Cumulative Voting . . . 

refers to a particular method of voting shares of stock that can be provided for in a company's governing documents. It allows a shareholder to cast all of his votes for company directors (determined by multiplying the number of his shares by the number of director positions being filled) for just one director. Cumulative voting can be used to insure a minority shareholder that he will have a seat on a company's board of directors.

In a normal voting arrangement, a shareholder with 30 percent of the voting stock can never be assured of any representation on a company's board of directors. This is because each director position is voted on separately. As each position is voted on, the 70 percent shareholder can outvote the 30 percent shareholder and, thereby, elect all of the directors.

With cumulative voting, the result is different. Instead of electing each director separately, all the director positions are voted on at once with the top vote-getters taking seats on the board. If three positions are being filled, each shareholder gets three votes for each of his shares. He can vote them in any fashion he wants.

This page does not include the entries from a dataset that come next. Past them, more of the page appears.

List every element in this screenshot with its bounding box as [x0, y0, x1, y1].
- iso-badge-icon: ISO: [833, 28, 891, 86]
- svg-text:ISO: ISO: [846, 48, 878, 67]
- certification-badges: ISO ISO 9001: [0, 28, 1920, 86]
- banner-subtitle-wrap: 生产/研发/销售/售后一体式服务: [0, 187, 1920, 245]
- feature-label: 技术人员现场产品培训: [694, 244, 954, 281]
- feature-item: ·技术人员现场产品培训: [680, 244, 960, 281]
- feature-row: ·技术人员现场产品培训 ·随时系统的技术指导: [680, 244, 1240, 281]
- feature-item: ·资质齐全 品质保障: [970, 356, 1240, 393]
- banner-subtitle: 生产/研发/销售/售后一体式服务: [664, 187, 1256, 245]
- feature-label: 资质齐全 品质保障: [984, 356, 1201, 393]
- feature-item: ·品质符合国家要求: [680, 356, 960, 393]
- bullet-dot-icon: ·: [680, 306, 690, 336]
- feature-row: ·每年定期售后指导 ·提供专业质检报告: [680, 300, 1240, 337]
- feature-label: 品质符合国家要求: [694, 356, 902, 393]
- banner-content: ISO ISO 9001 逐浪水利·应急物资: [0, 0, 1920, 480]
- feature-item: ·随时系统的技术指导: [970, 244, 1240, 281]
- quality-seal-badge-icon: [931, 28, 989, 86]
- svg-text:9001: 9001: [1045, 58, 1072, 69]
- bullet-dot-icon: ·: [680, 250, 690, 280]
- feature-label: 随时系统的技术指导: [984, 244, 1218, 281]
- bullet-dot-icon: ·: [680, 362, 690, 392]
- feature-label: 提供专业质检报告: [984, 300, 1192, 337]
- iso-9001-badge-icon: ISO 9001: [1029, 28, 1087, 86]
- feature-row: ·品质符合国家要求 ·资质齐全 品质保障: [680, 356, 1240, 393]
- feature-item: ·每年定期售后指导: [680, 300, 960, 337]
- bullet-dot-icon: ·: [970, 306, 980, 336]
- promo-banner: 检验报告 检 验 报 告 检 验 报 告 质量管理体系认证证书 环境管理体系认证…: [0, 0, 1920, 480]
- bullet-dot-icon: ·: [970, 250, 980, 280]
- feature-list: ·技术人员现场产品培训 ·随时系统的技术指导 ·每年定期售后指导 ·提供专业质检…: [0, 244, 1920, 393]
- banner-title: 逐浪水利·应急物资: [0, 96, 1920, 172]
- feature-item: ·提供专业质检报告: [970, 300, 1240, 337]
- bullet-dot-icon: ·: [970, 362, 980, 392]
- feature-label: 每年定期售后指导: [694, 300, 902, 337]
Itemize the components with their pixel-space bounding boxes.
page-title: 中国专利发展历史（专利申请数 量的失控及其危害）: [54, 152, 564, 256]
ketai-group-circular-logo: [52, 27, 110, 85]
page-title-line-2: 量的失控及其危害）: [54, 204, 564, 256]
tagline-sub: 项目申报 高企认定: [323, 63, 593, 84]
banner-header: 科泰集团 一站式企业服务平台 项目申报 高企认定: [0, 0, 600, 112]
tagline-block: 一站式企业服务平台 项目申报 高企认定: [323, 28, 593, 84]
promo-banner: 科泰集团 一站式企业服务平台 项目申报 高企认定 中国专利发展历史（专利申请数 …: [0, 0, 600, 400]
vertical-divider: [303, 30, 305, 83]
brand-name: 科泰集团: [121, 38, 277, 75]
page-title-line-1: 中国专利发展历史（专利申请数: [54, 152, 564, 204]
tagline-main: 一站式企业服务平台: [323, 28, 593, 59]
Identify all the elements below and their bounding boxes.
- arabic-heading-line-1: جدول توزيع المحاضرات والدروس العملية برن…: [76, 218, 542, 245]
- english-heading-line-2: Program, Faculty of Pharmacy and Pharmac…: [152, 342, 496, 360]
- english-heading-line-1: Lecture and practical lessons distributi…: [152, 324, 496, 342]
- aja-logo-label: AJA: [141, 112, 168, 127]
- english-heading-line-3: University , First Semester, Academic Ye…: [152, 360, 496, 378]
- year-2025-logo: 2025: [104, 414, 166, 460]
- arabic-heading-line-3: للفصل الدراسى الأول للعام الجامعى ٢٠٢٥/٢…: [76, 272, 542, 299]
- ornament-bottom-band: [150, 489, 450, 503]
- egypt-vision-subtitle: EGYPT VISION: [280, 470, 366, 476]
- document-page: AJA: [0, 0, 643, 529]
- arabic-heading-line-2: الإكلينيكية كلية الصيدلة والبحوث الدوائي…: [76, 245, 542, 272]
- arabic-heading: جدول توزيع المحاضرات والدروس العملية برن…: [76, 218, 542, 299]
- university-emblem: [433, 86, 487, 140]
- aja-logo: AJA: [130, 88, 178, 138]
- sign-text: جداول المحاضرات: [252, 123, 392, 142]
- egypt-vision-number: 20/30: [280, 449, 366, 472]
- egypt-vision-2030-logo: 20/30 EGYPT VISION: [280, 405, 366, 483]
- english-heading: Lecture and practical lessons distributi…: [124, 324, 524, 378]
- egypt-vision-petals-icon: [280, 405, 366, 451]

With three positions open, a shareholder with 30 shares gets 90 votes (three times 30 votes), while a shareholder with 70 shares gets 210 votes (three times 70 votes). If the 30 percent shareholder votes all of his 90 votes for one candidate, that candidate is guaranteed to be one of the top three vote-getters because the remaining 210 votes can only give two other candidates more than 90 votes. Since the three candidates receiving the most votes are elected to the board, the 30 percent shareholder is assured of being represented on the board. See: Common Stock, Control, Management Agreements, Minority Shareholder, Shareholders' Agreements, Voting Agreements, Voting Trusts.